The importance of ideas, in the Civilisations, is attested by the importance of their gods (and goddesses). But ideas are always part-myth, and when we have seen through a myth, we can no longer believe it. At present, having disposed of both Jesus and Marx as gods, we are bereft of myths we can believe in. We are godless, not because we don't want gods - we do need them - but because we can't find any.
Only the diehard could see Germaine Greer as a goddess; she herself admits to being more like a eunuch (because, she said, hysterectomy is like castration). But, as, historically, the idea that God is a woman - the Earth Mother - preceded the idea that God is a man - the Sky Father, in "heaven"; so, historically, the idea of God as male, a father in Heaven, seems to be passing. We will have to come up with a new concept of God.
Even more significant than the loss of "godly" status by Jesus and Marx, is the loss of "godly" status by the Devil. For the Devil, in Christianity and Islam, is very much a God; only the equal of God could battle God. The Civilisations' polytheism comprised gods and goddesses who were like people, not wholly "good" or wholly "bad", even though enemies may have always been depicted as "bad" during time of war. The idea that the universe is based on antagonistic polarity, a cosmic struggle between a good pole and a bad pole, began with the Zoroastrian religion of about 1500BC. It may have inspired the conquests of the Persian empire, as it later inspired the conquests of Islam and Christianity, and more recently has inspired the Cold War and the radical feminists' Sex War. For the Devil has always been identified with one's enemies. As the West has ceased to believe in the Devil, Christianity has crumbled. The attempt to secularise the Church has led to it becoming something akin to the Communist Party, attacking the "Western Civilisation" that the Church itself had earlier underpinned, when it believed in the Devil.
For 2000 years the West has lived with the idea that the course of history is predetermined, in the hands of a knowing and powerful God who would triumph over evil. Even the Marxist movement drew upon this idea of a higher power, predicting the defeat of evil, calling on the disciples to "help bring about the inevitable". The certainty of victory encouraged the faithful. But now this idea is fading, and the future is being seen as neither guided by God nor in the power of some benevolent Humanity. If it is not in the hands of angels or UFOs, then it must be in our hands - and we are finite and untrustworthy. How can we face an open future?

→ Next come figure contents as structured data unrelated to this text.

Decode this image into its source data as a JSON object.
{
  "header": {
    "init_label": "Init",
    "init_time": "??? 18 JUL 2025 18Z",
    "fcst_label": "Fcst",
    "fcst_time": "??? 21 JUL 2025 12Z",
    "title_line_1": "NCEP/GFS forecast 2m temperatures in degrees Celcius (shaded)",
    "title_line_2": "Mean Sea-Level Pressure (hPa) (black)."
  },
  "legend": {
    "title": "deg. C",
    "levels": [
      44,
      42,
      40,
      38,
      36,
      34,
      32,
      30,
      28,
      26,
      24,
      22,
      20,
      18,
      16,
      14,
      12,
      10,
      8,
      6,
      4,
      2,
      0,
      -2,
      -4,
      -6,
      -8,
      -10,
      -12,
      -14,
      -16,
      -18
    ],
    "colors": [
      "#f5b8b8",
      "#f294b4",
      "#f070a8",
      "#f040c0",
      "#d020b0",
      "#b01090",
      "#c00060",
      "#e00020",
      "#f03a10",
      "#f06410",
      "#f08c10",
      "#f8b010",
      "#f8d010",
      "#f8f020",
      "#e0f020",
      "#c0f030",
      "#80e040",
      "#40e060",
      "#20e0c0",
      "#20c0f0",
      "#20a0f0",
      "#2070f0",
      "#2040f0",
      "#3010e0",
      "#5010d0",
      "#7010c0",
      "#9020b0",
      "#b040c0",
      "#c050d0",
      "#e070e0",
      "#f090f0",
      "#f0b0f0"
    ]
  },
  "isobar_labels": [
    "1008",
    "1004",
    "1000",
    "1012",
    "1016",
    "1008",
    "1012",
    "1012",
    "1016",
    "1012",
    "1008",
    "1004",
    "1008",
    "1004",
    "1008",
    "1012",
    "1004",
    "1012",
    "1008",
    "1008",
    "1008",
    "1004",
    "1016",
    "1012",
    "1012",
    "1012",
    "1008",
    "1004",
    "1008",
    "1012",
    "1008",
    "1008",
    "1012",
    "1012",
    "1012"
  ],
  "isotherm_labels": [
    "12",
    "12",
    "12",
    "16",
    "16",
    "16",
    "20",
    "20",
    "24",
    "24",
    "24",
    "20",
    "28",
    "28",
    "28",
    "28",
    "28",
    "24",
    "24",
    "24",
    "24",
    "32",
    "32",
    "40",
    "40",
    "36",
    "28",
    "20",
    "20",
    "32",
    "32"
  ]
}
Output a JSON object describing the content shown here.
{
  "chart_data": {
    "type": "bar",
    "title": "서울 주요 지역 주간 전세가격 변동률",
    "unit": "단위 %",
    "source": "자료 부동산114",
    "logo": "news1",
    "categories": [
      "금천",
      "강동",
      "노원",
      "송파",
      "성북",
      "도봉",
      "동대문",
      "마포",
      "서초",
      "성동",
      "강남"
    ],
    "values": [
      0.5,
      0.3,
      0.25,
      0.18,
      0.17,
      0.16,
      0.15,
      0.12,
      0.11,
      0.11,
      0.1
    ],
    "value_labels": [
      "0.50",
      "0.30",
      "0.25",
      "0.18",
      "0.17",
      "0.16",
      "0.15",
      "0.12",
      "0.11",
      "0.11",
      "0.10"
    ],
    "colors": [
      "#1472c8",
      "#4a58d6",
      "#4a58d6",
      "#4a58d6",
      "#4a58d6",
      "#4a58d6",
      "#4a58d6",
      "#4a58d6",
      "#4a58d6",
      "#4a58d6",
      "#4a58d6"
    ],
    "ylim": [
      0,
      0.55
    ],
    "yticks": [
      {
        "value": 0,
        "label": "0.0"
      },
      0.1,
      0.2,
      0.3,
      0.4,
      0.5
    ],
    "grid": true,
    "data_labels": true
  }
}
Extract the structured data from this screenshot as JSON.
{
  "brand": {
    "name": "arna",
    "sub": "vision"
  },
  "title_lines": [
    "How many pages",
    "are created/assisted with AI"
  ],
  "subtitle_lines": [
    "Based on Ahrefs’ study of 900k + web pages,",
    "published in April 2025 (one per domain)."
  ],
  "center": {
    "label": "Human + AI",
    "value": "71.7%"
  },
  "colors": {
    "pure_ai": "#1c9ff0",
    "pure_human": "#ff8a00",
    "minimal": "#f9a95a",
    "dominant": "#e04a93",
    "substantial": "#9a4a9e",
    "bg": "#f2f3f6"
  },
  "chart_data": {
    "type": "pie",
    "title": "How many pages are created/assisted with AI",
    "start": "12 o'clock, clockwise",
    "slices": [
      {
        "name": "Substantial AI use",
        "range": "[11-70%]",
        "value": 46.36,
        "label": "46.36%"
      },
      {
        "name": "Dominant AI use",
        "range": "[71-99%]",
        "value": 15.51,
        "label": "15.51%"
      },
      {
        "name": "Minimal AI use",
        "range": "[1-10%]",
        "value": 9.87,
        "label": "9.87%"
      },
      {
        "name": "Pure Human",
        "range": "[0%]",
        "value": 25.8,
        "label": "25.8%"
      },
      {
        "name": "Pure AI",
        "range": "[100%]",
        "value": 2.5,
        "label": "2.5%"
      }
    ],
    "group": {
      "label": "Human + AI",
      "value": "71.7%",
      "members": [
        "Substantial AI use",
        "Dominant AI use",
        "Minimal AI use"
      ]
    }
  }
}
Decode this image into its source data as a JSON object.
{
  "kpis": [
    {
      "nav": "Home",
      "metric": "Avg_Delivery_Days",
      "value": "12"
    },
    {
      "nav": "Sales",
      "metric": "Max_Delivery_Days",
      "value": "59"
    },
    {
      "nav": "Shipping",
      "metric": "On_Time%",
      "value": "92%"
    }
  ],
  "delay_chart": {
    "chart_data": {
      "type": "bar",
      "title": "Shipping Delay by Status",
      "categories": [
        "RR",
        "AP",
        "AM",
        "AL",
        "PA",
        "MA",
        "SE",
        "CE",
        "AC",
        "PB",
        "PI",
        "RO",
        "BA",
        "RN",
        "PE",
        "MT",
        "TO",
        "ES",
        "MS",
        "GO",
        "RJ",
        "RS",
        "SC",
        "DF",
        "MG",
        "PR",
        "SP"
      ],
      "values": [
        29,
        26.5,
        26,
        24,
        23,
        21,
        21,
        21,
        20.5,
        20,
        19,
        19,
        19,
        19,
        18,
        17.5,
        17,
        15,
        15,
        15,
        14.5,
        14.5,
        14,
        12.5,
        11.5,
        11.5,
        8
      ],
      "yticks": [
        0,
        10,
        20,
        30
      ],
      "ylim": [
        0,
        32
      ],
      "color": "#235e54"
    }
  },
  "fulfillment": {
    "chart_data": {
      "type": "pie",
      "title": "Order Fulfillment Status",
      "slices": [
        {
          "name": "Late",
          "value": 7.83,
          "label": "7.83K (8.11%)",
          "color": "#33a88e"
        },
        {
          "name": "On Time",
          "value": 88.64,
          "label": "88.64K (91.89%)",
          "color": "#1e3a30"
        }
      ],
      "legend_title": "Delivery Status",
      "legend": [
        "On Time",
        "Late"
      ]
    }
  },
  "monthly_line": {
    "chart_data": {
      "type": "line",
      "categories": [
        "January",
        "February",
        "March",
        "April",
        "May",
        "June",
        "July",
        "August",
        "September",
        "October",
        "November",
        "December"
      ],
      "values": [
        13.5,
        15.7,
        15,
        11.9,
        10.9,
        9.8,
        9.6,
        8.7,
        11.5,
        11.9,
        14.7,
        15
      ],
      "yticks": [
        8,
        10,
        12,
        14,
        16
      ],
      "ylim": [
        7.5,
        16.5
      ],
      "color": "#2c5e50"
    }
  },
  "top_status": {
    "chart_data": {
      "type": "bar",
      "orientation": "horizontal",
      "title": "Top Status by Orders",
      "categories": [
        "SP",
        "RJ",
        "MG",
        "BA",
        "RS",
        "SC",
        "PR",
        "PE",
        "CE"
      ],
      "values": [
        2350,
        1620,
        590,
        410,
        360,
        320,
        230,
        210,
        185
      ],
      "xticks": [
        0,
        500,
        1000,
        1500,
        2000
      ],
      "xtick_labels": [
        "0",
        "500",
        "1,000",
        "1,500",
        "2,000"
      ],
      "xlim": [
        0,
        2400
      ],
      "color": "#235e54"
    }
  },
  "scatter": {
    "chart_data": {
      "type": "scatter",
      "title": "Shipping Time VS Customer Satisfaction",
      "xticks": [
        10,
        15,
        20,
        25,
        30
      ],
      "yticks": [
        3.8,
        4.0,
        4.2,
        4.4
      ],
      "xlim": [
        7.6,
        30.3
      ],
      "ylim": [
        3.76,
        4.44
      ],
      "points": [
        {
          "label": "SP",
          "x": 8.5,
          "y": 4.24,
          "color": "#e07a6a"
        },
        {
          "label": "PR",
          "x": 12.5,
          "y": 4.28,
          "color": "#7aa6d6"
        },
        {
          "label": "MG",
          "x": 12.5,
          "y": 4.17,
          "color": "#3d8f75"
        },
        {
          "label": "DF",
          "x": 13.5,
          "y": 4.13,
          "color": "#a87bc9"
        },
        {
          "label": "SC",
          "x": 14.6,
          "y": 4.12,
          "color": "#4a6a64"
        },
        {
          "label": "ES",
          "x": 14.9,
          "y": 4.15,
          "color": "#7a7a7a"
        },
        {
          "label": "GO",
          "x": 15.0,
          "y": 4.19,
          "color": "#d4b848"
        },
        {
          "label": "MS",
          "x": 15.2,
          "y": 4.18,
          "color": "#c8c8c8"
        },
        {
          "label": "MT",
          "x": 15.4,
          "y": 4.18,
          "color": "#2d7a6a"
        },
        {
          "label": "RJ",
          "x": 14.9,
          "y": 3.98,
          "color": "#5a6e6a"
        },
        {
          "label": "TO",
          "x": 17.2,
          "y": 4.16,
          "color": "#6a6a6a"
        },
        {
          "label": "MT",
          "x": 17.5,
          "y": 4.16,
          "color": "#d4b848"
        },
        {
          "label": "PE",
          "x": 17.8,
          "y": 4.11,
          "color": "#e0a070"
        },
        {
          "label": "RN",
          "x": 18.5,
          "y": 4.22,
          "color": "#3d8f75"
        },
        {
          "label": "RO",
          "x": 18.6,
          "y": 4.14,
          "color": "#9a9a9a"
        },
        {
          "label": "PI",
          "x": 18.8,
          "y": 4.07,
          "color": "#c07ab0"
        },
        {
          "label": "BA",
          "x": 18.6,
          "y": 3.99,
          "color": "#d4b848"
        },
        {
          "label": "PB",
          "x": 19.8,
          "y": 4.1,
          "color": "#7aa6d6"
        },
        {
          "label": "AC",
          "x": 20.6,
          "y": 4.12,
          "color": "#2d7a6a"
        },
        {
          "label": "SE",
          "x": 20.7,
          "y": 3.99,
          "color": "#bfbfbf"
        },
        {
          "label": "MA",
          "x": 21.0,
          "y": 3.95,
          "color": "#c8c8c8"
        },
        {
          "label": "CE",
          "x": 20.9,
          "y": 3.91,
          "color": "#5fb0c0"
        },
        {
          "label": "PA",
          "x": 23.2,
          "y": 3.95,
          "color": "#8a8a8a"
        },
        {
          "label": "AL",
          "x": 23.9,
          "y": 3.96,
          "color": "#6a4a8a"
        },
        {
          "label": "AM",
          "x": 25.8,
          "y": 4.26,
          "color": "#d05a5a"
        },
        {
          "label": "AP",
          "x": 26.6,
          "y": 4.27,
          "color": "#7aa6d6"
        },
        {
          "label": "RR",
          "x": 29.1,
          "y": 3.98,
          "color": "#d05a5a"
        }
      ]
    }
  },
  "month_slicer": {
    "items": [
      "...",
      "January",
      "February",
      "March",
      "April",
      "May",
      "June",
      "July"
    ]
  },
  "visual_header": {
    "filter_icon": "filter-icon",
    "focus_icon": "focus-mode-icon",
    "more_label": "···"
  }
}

The mining industry was begun by aboriginal tribes looking for ochre, flints etc. Mining for metals, by the Ancient Civilisations, was done by ship, with regular ocean trips lasting up to 3 years (e.g. see 1 Kings 10:22). Such expeditions seem to have reached the New World millenia before Columbus (see Cyrus Gordon, Before Columbus; Jim Bailey, The God-Kings & the Titans, and Sailing to Paradise), and the very same sites are being mined today. Today, however, the quantities being extracted are so great, and at depths to 2 kilometres down, that no further civilisation will be able to follow in our tracks, because we will have taken it all; they will have to mine the oceans, moon, asteroids and planets. No civilisation has ever intentionally left some for future peoples. The Green proponents of Social Responsibility urge us to consume less, to shrink our economy, but Green voters are mainly middle-class white-collar residents of big cities, relatively affluent and relatively unaffected by the sacrifices they call on the lower orders to make. Who will embrace Voluntry Poverty, as Ivan Illich advocated, when they realise that it entails Voluntary Powerlessness?